Be aware that a modern macOS install will use APFS partitions and when you boot from your old OS X install you will not be able to read those drives. APFS is *great*. The new macOS will be able to read all your old HFS+ drives. Just wanted you to be aware of this, you should be able to easily work around this.

And finally I don't have a legacy Cheesegrater anymore, and I'm a geek who would hack his to do all the above. That may not make sense for you to do. And I don't want you just listening to me. I just wanted to give you a flavor of what's possible and let you go and do more of your own research. If you get stuck ask questions, especially on the relevant threads on DUC. And if you do end up planning to do a lot of changes... it might help to those down in a bullet list of things you are planning to do in order, with details of product make/models and post here and I suspect you'll get experts willing to look over them.

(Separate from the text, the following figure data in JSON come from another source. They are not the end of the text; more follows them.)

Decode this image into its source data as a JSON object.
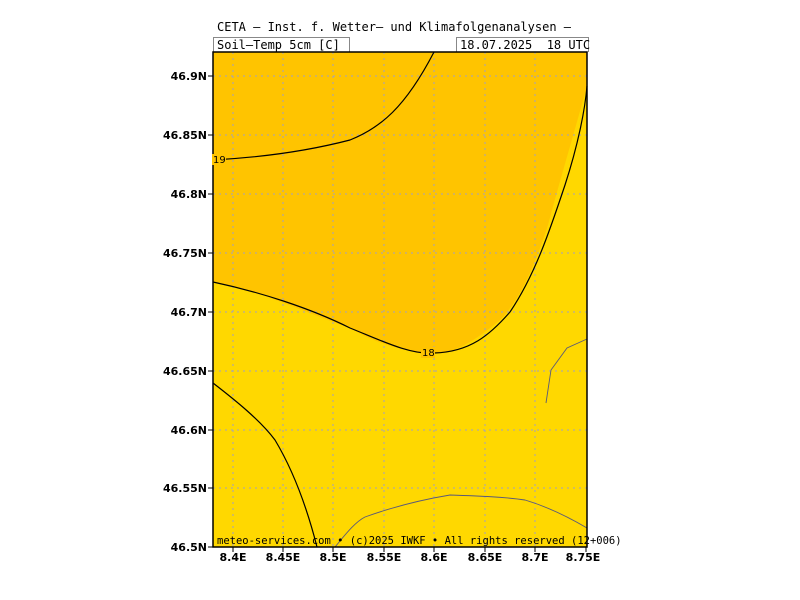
{
  "header": {
    "title": "CETA — Inst. f. Wetter— und Klimafolgenanalysen —",
    "variable": "Soil—Temp_5cm_[C]",
    "valid_time": "18.07.2025  18 UTC"
  },
  "map": {
    "lat_labels": [
      "46.9N",
      "46.85N",
      "46.8N",
      "46.75N",
      "46.7N",
      "46.65N",
      "46.6N",
      "46.55N",
      "46.5N"
    ],
    "lon_labels": [
      "8.4E",
      "8.45E",
      "8.5E",
      "8.55E",
      "8.6E",
      "8.65E",
      "8.7E",
      "8.75E"
    ],
    "contour_labels": [
      "19",
      "18"
    ],
    "colors": {
      "warm_band": "#ffc400",
      "cool_band": "#ffd800",
      "contour": "#000000",
      "border": "#5a5a78",
      "grid": "#a0a0c0"
    },
    "credit": "meteo-services.com • (c)2025 IWKF • All rights reserved (12+006)"
  }
}
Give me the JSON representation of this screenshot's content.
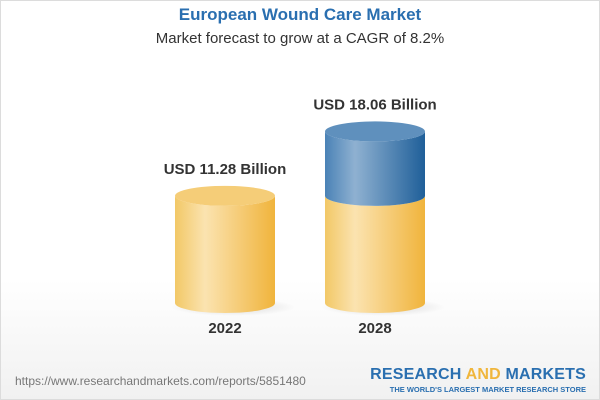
{
  "header": {
    "title": "European Wound Care Market",
    "subtitle": "Market forecast to grow at a CAGR of 8.2%"
  },
  "chart_data": {
    "type": "bar",
    "style": "3d-cylinder",
    "categories": [
      "2022",
      "2028"
    ],
    "values": [
      11.28,
      18.06
    ],
    "data_labels": [
      "USD 11.28 Billion",
      "USD 18.06 Billion"
    ],
    "unit": "USD Billion",
    "grid": false,
    "colors": {
      "base": "#f3c55e",
      "growth": "#3f7fb5"
    }
  },
  "footer": {
    "url": "https://www.researchandmarkets.com/reports/5851480",
    "logo_part1": "RESEARCH ",
    "logo_part2": "AND",
    "logo_part3": " MARKETS",
    "tagline": "THE WORLD'S LARGEST MARKET RESEARCH STORE"
  }
}
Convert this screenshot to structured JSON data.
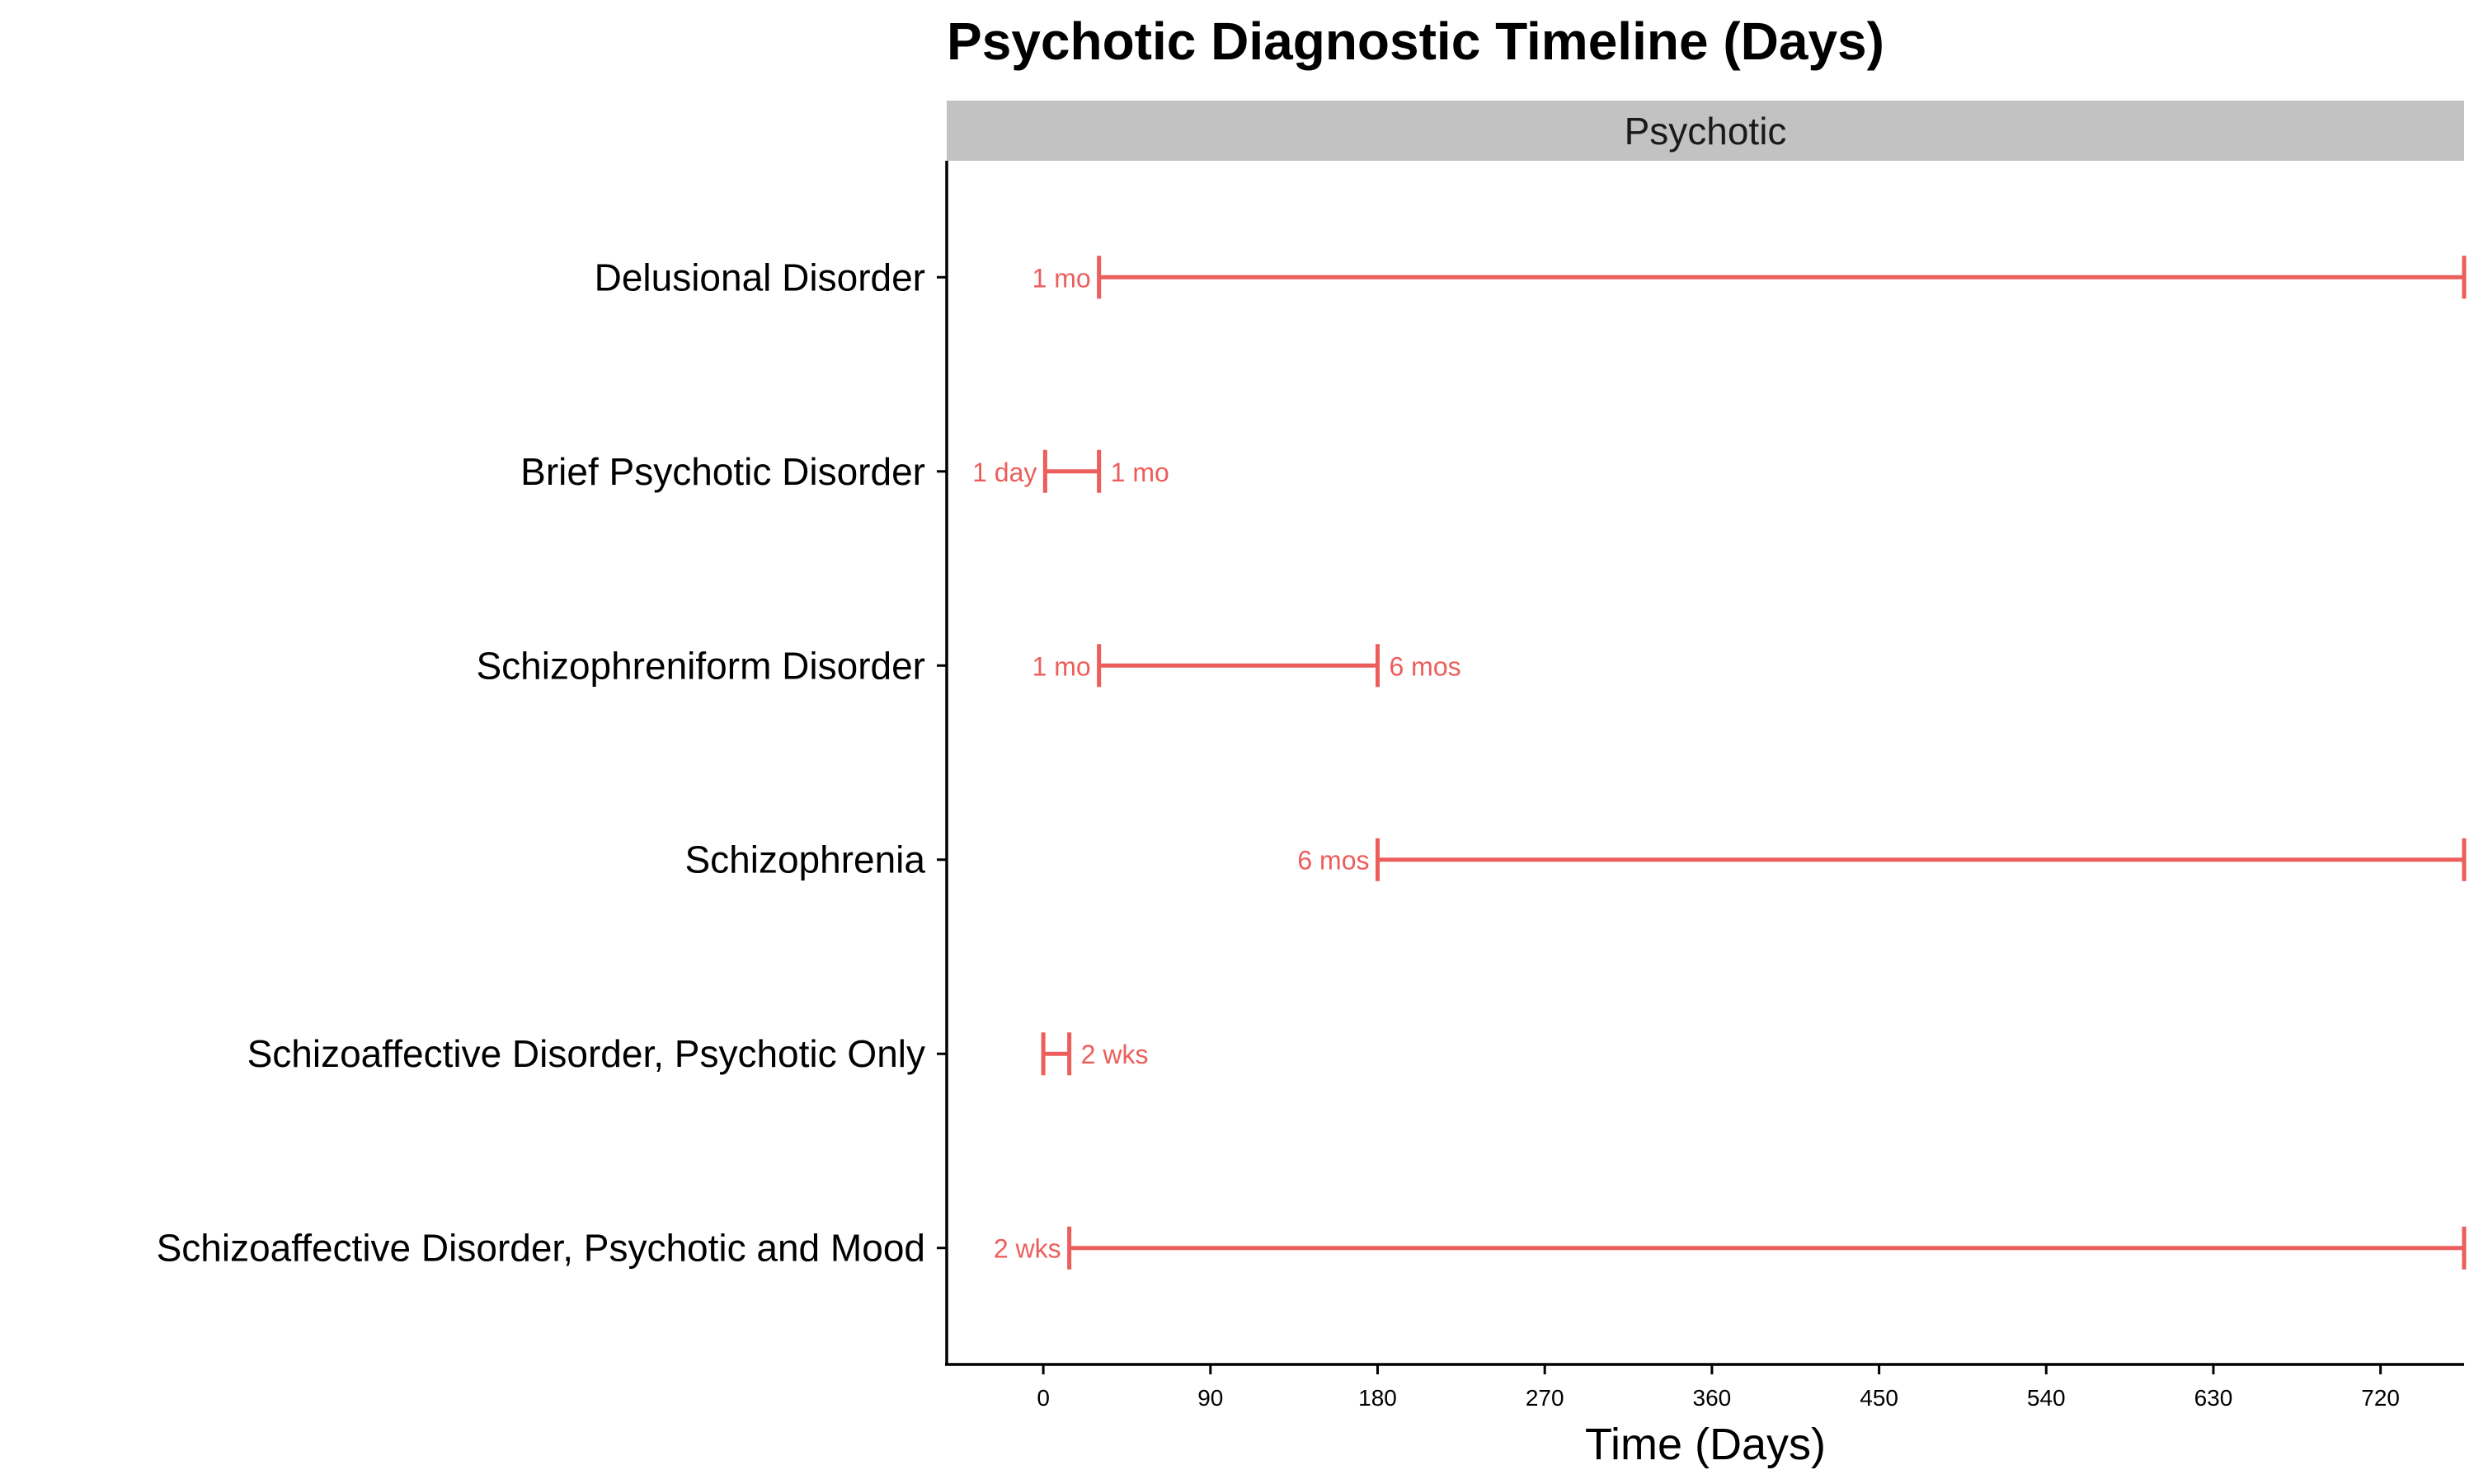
{
  "chart_data": {
    "type": "range",
    "title": "Psychotic Diagnostic Timeline (Days)",
    "panel": "Psychotic",
    "xlabel": "Time (Days)",
    "ylabel": "",
    "xlim": [
      -52,
      765
    ],
    "xticks": [
      0,
      90,
      180,
      270,
      360,
      450,
      540,
      630,
      720
    ],
    "color": "#ec5e5b",
    "grid": false,
    "categories": [
      "Delusional Disorder",
      "Brief Psychotic Disorder",
      "Schizophreniform Disorder",
      "Schizophrenia",
      "Schizoaffective Disorder, Psychotic Only",
      "Schizoaffective Disorder, Psychotic and Mood"
    ],
    "ranges": [
      {
        "category": "Delusional Disorder",
        "start": 30,
        "end": 765,
        "start_label": "1 mo",
        "end_label": ""
      },
      {
        "category": "Brief Psychotic Disorder",
        "start": 1,
        "end": 30,
        "start_label": "1 day",
        "end_label": "1 mo"
      },
      {
        "category": "Schizophreniform Disorder",
        "start": 30,
        "end": 180,
        "start_label": "1 mo",
        "end_label": "6 mos"
      },
      {
        "category": "Schizophrenia",
        "start": 180,
        "end": 765,
        "start_label": "6 mos",
        "end_label": ""
      },
      {
        "category": "Schizoaffective Disorder, Psychotic Only",
        "start": 0,
        "end": 14,
        "start_label": "",
        "end_label": "2 wks"
      },
      {
        "category": "Schizoaffective Disorder, Psychotic and Mood",
        "start": 14,
        "end": 765,
        "start_label": "2 wks",
        "end_label": ""
      }
    ]
  }
}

And overall advice... always have a backup/exit plan. Make sure your backup disks are physically unplugged/removed from the Mac Pro while you make changes so you don't accidentally trash them. Plan to make one change at a time, and as much as possible test stuff works at each step. Start on the simpler stuff, like say adding RAM, then a GPU, then flashing the ROM if needed, etc.. And if you really don't need/want to do any of these upgrades... don't. Work out what you really want to end up with. (Again for *me* that would be Mojave with Pro Tools 2019.12 ... and some form of NVMe SSD... but that traps you into lots of upgrades).

Last edited by Darryl Ramm; 01-16-2020 at 01:42 PM.